47 here. I do this as a Hobby.
Lol I never know either.
just remember ... you do not quit playing because you grow old, you grow old because you quit playing
I'm 53. I used to watch music videos on MTV, listen to my favorite bands on the radio, and record my sad little arrangements of a knock off Strat and a Casio drum machine on a Tascam 4 track recorder to cassette. Now I watch music videos on YouTube, listen to my favorite bands on Spotify, and record my sad little arrangements of virtual guitars, synths, drums and weird noises on a 5th generation ipad mini. For the most part, it's all improvement. I do miss being able to go to concerts without taking out a second mortgage.
I no longer have any illusion of making a living as a musician. I record my music because I can. Because no matter how old I get I'll never stop feeling the thrill of chasing down a happy accident and trying to turn it into something I want to listen to over and over, even if I'm the only person who enjoys it.
My world in a nutshell-^^
[edit, 36] 34, one of the young’uns here. I abandoned my saxophone and stopped playing music 10 years ago when I started my PhD, and discovered iPad music during quarantine. I decided I’d use the time to build a project in PD I’d been thinking about, a virtual monochord which I could tune using ratios and string-lengths taking from the 16C treatises I work on, and hear the differences between commas, schismas, minor whole tones etc. Can’t say I understand tuning or that I build a great patch, but it was a trip, exactly one year ago.

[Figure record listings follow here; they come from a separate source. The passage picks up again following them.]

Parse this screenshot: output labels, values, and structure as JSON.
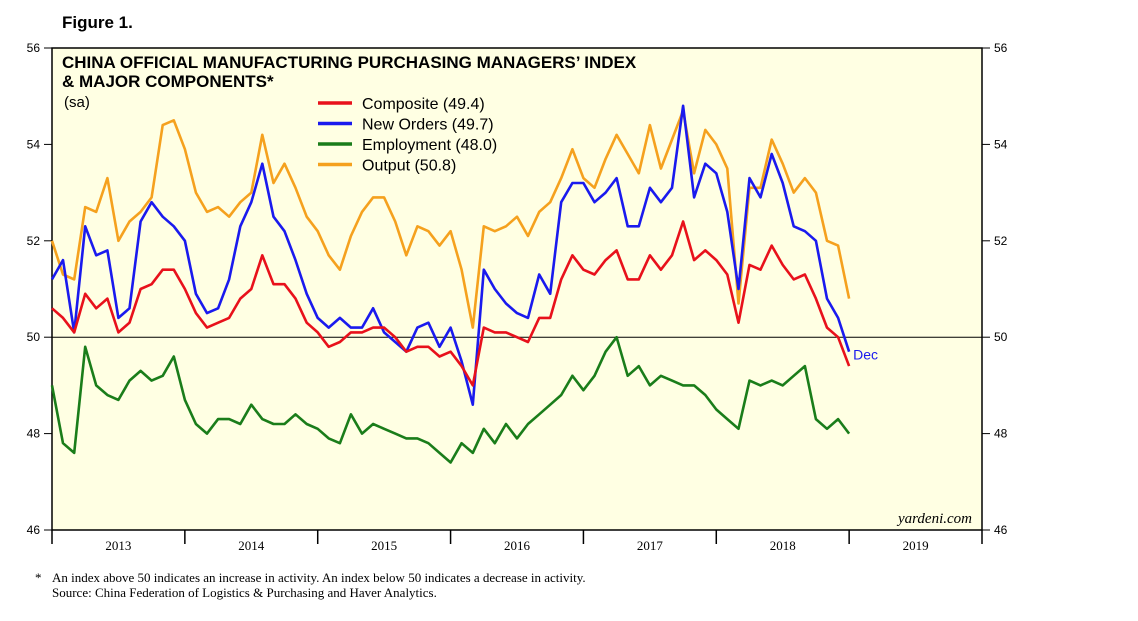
{
  "figure_label": "Figure 1.",
  "chart_data": {
    "type": "line",
    "title": [
      "CHINA OFFICIAL MANUFACTURING PURCHASING MANAGERS’ INDEX",
      "& MAJOR COMPONENTS*"
    ],
    "subtitle": "(sa)",
    "x": [
      2013,
      2013.083,
      2013.167,
      2013.25,
      2013.333,
      2013.417,
      2013.5,
      2013.583,
      2013.667,
      2013.75,
      2013.833,
      2013.917,
      2014,
      2014.083,
      2014.167,
      2014.25,
      2014.333,
      2014.417,
      2014.5,
      2014.583,
      2014.667,
      2014.75,
      2014.833,
      2014.917,
      2015,
      2015.083,
      2015.167,
      2015.25,
      2015.333,
      2015.417,
      2015.5,
      2015.583,
      2015.667,
      2015.75,
      2015.833,
      2015.917,
      2016,
      2016.083,
      2016.167,
      2016.25,
      2016.333,
      2016.417,
      2016.5,
      2016.583,
      2016.667,
      2016.75,
      2016.833,
      2016.917,
      2017,
      2017.083,
      2017.167,
      2017.25,
      2017.333,
      2017.417,
      2017.5,
      2017.583,
      2017.667,
      2017.75,
      2017.833,
      2017.917,
      2018,
      2018.083,
      2018.167,
      2018.25,
      2018.333,
      2018.417,
      2018.5,
      2018.583,
      2018.667,
      2018.75,
      2018.833,
      2018.917,
      2019
    ],
    "series": [
      {
        "name": "Composite (49.4)",
        "color": "#e8111b",
        "values": [
          50.6,
          50.4,
          50.1,
          50.9,
          50.6,
          50.8,
          50.1,
          50.3,
          51.0,
          51.1,
          51.4,
          51.4,
          51.0,
          50.5,
          50.2,
          50.3,
          50.4,
          50.8,
          51.0,
          51.7,
          51.1,
          51.1,
          50.8,
          50.3,
          50.1,
          49.8,
          49.9,
          50.1,
          50.1,
          50.2,
          50.2,
          50.0,
          49.7,
          49.8,
          49.8,
          49.6,
          49.7,
          49.4,
          49.0,
          50.2,
          50.1,
          50.1,
          50.0,
          49.9,
          50.4,
          50.4,
          51.2,
          51.7,
          51.4,
          51.3,
          51.6,
          51.8,
          51.2,
          51.2,
          51.7,
          51.4,
          51.7,
          52.4,
          51.6,
          51.8,
          51.6,
          51.3,
          50.3,
          51.5,
          51.4,
          51.9,
          51.5,
          51.2,
          51.3,
          50.8,
          50.2,
          50.0,
          49.4
        ]
      },
      {
        "name": "New Orders (49.7)",
        "color": "#1a1aee",
        "values": [
          51.2,
          51.6,
          50.1,
          52.3,
          51.7,
          51.8,
          50.4,
          50.6,
          52.4,
          52.8,
          52.5,
          52.3,
          52.0,
          50.9,
          50.5,
          50.6,
          51.2,
          52.3,
          52.8,
          53.6,
          52.5,
          52.2,
          51.6,
          50.9,
          50.4,
          50.2,
          50.4,
          50.2,
          50.2,
          50.6,
          50.1,
          49.9,
          49.7,
          50.2,
          50.3,
          49.8,
          50.2,
          49.5,
          48.6,
          51.4,
          51.0,
          50.7,
          50.5,
          50.4,
          51.3,
          50.9,
          52.8,
          53.2,
          53.2,
          52.8,
          53.0,
          53.3,
          52.3,
          52.3,
          53.1,
          52.8,
          53.1,
          54.8,
          52.9,
          53.6,
          53.4,
          52.6,
          51.0,
          53.3,
          52.9,
          53.8,
          53.2,
          52.3,
          52.2,
          52.0,
          50.8,
          50.4,
          49.7
        ]
      },
      {
        "name": "Employment (48.0)",
        "color": "#1a7d1a",
        "values": [
          49.0,
          47.8,
          47.6,
          49.8,
          49.0,
          48.8,
          48.7,
          49.1,
          49.3,
          49.1,
          49.2,
          49.6,
          48.7,
          48.2,
          48.0,
          48.3,
          48.3,
          48.2,
          48.6,
          48.3,
          48.2,
          48.2,
          48.4,
          48.2,
          48.1,
          47.9,
          47.8,
          48.4,
          48.0,
          48.2,
          48.1,
          48.0,
          47.9,
          47.9,
          47.8,
          47.6,
          47.4,
          47.8,
          47.6,
          48.1,
          47.8,
          48.2,
          47.9,
          48.2,
          48.4,
          48.6,
          48.8,
          49.2,
          48.9,
          49.2,
          49.7,
          50.0,
          49.2,
          49.4,
          49.0,
          49.2,
          49.1,
          49.0,
          49.0,
          48.8,
          48.5,
          48.3,
          48.1,
          49.1,
          49.0,
          49.1,
          49.0,
          49.2,
          49.4,
          48.3,
          48.1,
          48.3,
          48.0
        ]
      },
      {
        "name": "Output (50.8)",
        "color": "#f5a11e",
        "values": [
          52.0,
          51.3,
          51.2,
          52.7,
          52.6,
          53.3,
          52.0,
          52.4,
          52.6,
          52.9,
          54.4,
          54.5,
          53.9,
          53.0,
          52.6,
          52.7,
          52.5,
          52.8,
          53.0,
          54.2,
          53.2,
          53.6,
          53.1,
          52.5,
          52.2,
          51.7,
          51.4,
          52.1,
          52.6,
          52.9,
          52.9,
          52.4,
          51.7,
          52.3,
          52.2,
          51.9,
          52.2,
          51.4,
          50.2,
          52.3,
          52.2,
          52.3,
          52.5,
          52.1,
          52.6,
          52.8,
          53.3,
          53.9,
          53.3,
          53.1,
          53.7,
          54.2,
          53.8,
          53.4,
          54.4,
          53.5,
          54.1,
          54.7,
          53.4,
          54.3,
          54.0,
          53.5,
          50.7,
          53.1,
          53.1,
          54.1,
          53.6,
          53.0,
          53.3,
          53.0,
          52.0,
          51.9,
          50.8
        ]
      }
    ],
    "xlim": [
      2013,
      2020
    ],
    "xticks": [
      2013,
      2014,
      2015,
      2016,
      2017,
      2018,
      2019,
      2020
    ],
    "year_labels": [
      "2013",
      "2014",
      "2015",
      "2016",
      "2017",
      "2018",
      "2019"
    ],
    "ylim": [
      46,
      56
    ],
    "yticks": [
      46,
      48,
      50,
      52,
      54,
      56
    ],
    "reference_line": 50,
    "annotation": {
      "text": "Dec",
      "color": "#1a1aee"
    },
    "source_mark": "yardeni.com",
    "footnote_marker": "*",
    "notes": [
      "An index above 50 indicates an increase in activity. An index below 50 indicates a decrease in activity.",
      "Source: China Federation of Logistics & Purchasing and Haver Analytics."
    ]
  }
}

It occurred to me I could use my iPad as a piano controller for the PD patch. That led into buying some apps, then a controller... then I discovered mirack and drambo and a whole world opened. Oh yeah and then this forum.
I’m on my iPad almost every night, trying things out, listening, learning, getting lost. I’m never trying to finish a track but I’ve done it to learn the process. Synthesizers were an unreachable dream when I was younger, and having them at my fingertips is just something beyond all dreams. Mostly it’s an escape from the horrid life of academic precarity. Not having the pressure to produce something is liberating, not sure if that’s the definition of a hobby.
It’s pronounced ‘freal’ but your emojis are spot on.
Yah, sometimes I gots to hold my breath and tap but when I break through the superficial stuff there is genuine gold in here. Some pretty creative people who have a whole different landscape to contend with than anything I have had to work in, I do find it like anthropology in a parallel dimension, freal.